Por mais que procuremos, com todos os recursos das artes e das ciências, uma solução intermediária entre a existência e a não existência de Deus, somos forçados a declarar com toda a honestidade que não a encontramos. (...) Em relação ao cristianismo, o meio termo que o mundo civilizado descobriu é feito de sentimentos e opiniões, isto é, dispensa a própria realidade do Cristo.
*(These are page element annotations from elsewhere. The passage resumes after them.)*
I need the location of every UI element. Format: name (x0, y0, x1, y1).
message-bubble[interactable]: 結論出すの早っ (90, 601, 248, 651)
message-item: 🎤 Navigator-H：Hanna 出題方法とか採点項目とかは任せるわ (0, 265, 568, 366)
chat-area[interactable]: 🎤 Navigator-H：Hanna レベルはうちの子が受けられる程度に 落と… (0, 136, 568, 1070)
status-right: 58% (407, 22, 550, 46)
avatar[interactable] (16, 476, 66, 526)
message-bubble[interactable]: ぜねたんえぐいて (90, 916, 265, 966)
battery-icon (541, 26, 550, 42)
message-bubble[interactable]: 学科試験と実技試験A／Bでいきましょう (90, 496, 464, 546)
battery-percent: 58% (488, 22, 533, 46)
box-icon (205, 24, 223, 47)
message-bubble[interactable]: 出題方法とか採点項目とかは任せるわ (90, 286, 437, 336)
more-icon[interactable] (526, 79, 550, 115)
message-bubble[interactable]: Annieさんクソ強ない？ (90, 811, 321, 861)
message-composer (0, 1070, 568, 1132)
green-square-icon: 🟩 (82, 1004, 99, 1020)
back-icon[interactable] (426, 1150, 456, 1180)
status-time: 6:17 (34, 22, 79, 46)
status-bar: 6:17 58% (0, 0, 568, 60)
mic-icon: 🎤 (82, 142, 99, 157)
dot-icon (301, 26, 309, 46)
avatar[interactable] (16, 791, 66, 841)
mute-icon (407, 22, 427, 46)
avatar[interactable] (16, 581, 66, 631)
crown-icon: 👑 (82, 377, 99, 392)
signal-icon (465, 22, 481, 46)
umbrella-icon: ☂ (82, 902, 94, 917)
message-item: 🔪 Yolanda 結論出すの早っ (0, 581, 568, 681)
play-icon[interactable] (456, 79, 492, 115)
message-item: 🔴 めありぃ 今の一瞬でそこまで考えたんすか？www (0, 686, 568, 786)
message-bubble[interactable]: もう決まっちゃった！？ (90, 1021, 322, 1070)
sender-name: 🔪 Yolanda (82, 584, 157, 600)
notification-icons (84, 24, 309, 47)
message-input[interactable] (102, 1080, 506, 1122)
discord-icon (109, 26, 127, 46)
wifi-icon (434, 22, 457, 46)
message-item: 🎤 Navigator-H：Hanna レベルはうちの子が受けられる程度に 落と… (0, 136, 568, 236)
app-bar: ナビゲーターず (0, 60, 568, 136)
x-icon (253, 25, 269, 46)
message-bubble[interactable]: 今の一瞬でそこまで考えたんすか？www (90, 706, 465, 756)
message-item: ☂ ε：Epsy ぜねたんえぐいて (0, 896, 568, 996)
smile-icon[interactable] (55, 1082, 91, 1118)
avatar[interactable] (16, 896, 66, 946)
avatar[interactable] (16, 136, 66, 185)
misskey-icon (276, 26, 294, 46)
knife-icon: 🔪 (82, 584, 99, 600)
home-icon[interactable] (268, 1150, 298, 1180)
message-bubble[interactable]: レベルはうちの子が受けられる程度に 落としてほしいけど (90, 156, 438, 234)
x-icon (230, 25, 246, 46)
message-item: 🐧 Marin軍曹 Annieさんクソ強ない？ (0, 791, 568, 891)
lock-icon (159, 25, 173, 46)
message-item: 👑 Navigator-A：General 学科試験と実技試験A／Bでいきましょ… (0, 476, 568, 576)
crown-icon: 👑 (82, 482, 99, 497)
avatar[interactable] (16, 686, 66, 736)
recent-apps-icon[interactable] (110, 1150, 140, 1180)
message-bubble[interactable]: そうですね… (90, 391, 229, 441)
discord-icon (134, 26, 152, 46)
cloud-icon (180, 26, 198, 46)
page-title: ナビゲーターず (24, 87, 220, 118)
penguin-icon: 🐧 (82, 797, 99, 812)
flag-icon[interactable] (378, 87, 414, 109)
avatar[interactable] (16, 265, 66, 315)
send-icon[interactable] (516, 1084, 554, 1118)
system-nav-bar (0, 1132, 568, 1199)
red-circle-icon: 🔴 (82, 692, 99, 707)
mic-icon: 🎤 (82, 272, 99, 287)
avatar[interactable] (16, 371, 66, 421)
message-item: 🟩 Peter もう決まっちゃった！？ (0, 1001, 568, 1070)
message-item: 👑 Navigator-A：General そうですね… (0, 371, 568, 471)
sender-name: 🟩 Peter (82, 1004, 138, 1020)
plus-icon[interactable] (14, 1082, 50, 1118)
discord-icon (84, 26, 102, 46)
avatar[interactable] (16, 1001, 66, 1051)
Quando alguém descobre que a mensagem de Jesus concorda em alguns pontos com suas próprias opiniões, declara-se católico, mas, para marcar uma distância decente entre essa posição de bem-pensante e a piedade, logo acrescenta que não é praticante. Está assentado, nesses casos, que a religião gispensa a realidade substantiva, uma vez que possui valores adjetivos. Não pesa o Cristo onde os derivados de seu nome satisfazem. Para essas pessoas que praticam a religão da palavra desencarnada, a última realidade é o modo de pensar de cada um.

A expressão corrente católico praticante nasceu desse equívoco sobre a verdadeira essência do catolicismo, e permite supor que o maior favor que um homem pode fazer a Deus é concordar com as consequências cívicas de Seu verbo. Ora, é bom advertir que quem não pratica não é católico, não o é no sentido absoluto, como não é casado quem não casou, por mais irrestrita que seja sua simpatia pelo estado conjugal.

Para esclarecer esse ponto devemos lembrar que o batismo é a primeira prática e a mais decisiva porque imprime caráter. O batizado que declara não ser praticante está, não somente recusando o convívio do noivado, a participação nos preparativos da festa, o pão e o vinho, como também renegando a incorporação ontológica do seu próprio batismo. E esse, por mais que negue, é praticante, mas mau e infiel praticante, mau e infiel católico, noivo que não convive o noivado e ainda tenta convencer que não recebeu o beijo da promessa.

Esses falariam mais baixo, com menos desembaraço, se devessem explicar aos amigos e parentes que são católicos excomungados. A Igreja não faz grande caso dessas simpatias distantes, desse ofertório truncado como aquela entrega de Ananias e sua mulher ao apóstolo Pedro, e em troca dessa concordância de opiniões, do favor de uma educada adesão, a “mulher forte” tem palavras para dizer o que é na realidade este simpatizante: um excomungado.

Na verdade, leitor, o absoluto não admite meio termo. Ou o Cristo é ou não é. Ou é o Verbo encarnado que falou de si mesmo, ou não é. E diante deste absoluto eu pergunto: (...) Se o Cristo é, em que pode sofrer Sua existência, se você emitir amanhã no clube uma opinão contrária entre duas cartadas de pôquer? Vale a pena pensar nisso com toda a atenção porque é perfeitamente possível, e um enorme depoimento o testemunha, que o Cristo seja o Cristo. Não lhe ocorre, leitor, a idéia muito simples, no meio de outras idéias, que uma idéia não basta? Não lhe ocorre que a única probabilidade no mundo para que todas as opiniões sejam as vestes de um corpo e retamente garantidas pela forma desse corpo, esteja na existência do Logos que já era desde o princípio? Vale a pena pensar nisso; vale a pena à noite, antes de dormir, apalpar-se peito e pernas, sentir a própria carne, para ter um anelo de realidade e o máximo desejo de participar nesse Logos.

Gustavo Corção, A Descoberta do Outro, Cap XVII, pp. 145-146.